Но главное — напевность швабского акцента, смесь крестьянского диалекта и литературного немецкого языка, не покинет его на протяжении большей части его жизни. Именно на этом языке будет говорить до последней минуты Эльза Эйнштейн, его вторая жена. Женщина, которая сыграла самую большую роль в его жизни. Пережила вместе с ним славу и отчуждение, а из-за него — позор и обман. Эльза, супруга и кузина, которая неустанно, даже в Принстоне, называла его Альбертле — и прибавляла ко всем словам это нежное «ле», как принято в ее родных краях. Да, голос Эльзы будет звучать вечным эхом утраченного прошлого. Нежное и сладкое воркование, подобное шелесту спокойных вод Дуная. Источник его дней. На протяжении десятилетий каждое слово из уст любимой женщины напомнит человеку, находящемуся в постоянном движении, в вечном изгнании, о том, откуда он родом. До 1936 года Эльза Эйнштейн будет надежным свидетелем, отрицанием забвения. Песнью исчезнувшего мира.
Герман и Паулина Эйнштейн поселились в Ульме вскоре после свадьбы.
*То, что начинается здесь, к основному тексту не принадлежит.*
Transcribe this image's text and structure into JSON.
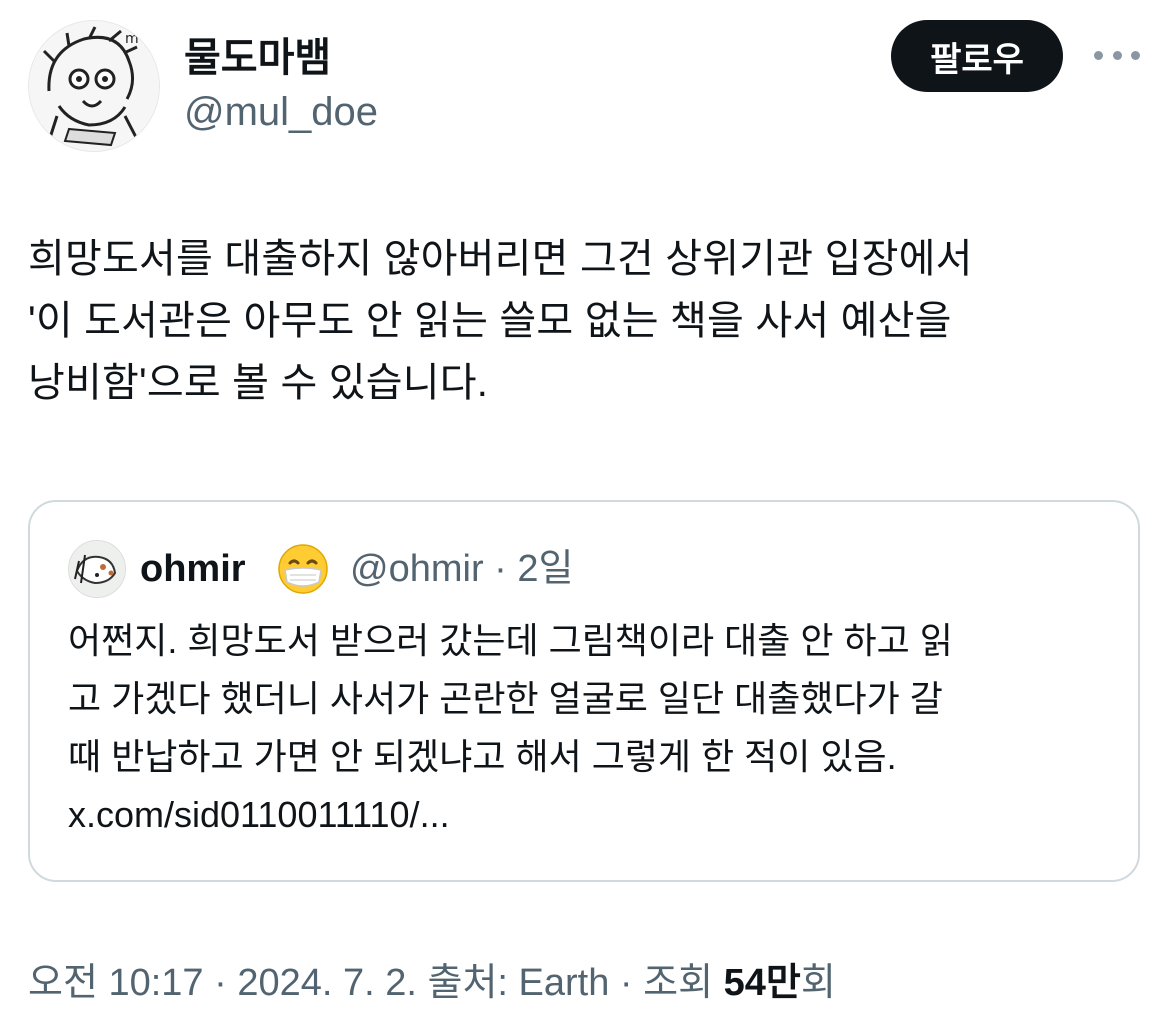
{
  "author": {
    "display_name": "물도마뱀",
    "handle": "@mul_doe",
    "avatar_icon": "cartoon-avatar-icon"
  },
  "follow_label": "팔로우",
  "more_icon": "more-dots-icon",
  "tweet": {
    "lines": [
      "희망도서를 대출하지 않아버리면 그건 상위기관 입장에서",
      "'이 도서관은 아무도 안 읽는 쓸모 없는 책을 사서 예산을",
      "낭비함'으로 볼 수 있습니다."
    ]
  },
  "quote": {
    "name": "ohmir",
    "emoji_icon": "face-with-mask-emoji-icon",
    "handle_time": "@ohmir · 2일",
    "lines": [
      "어쩐지. 희망도서 받으러 갔는데 그림책이라 대출 안 하고 읽",
      "고 가겠다 했더니 사서가 곤란한 얼굴로 일단 대출했다가 갈",
      "때 반납하고 가면 안 되겠냐고 해서 그렇게 한 적이 있음.",
      "x.com/sid0110011110/..."
    ]
  },
  "meta": {
    "time_date_source": "오전 10:17 · 2024. 7. 2. 출처: Earth · 조회 ",
    "views_count": "54만",
    "views_suffix": "회"
  },
  "colors": {
    "text": "#0f1419",
    "secondary": "#536471",
    "border": "#cfd9de",
    "follow_bg": "#0f1419"
  }
}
В Швабии, на юго-востоке Германии, совсем рядом от Эльзаса и Швейцарии. Их привлек покой маленького городка. Крепостные рвы внушали ощущение уверенности. Что могло случиться за такими укреплениями?
Герман и Паулина Эйнштейн приехали сюда в надежде вести тихую жизнь, зарабатывать себе на хлеб, создать семейный очаг. Пустить корни в небольшом городке, как это делали раньше их родители и родители их родителей, между Австрией и Германией. Прежде всего, они стремились к спокойной жизни, прогулкам на природе, наслаждениям от чтения и музыки. Здесь, как и их родители, они не ощущали никакой враждебности к своим единоверцам. Ну евреи, и что? В 1769 году были опубликованы декреты об «эмансипации». Эйнштейны были такими же немцами, как и все прочие. Конечно, пока всего десять лет, но уже навсегда. В сельской местности еврейские общины прекрасно уживались с крестьянами и мещанами. От иудаизма они сохранили только приверженность к традициям. Немного нелогичное, но глубоко укоренившееся в душе стремление передать наследие Истории. Ничего ортодоксального, ничего принудительного, никаких бросающихся в глаза украшений. Они не евреи из Галиции. Они не живут в гетто. Паулина и Герман читали Библию, отмечали некоторые праздники, соблюдали, не впадая в догматизм, заповеди Господни. Подражая своим единоверцам, они пытались объединить любовь к родине с религиозностью. Идея заключалась в том, чтобы, не отрекаясь от себя, раствориться среди немцев, стать частью Второго рейха.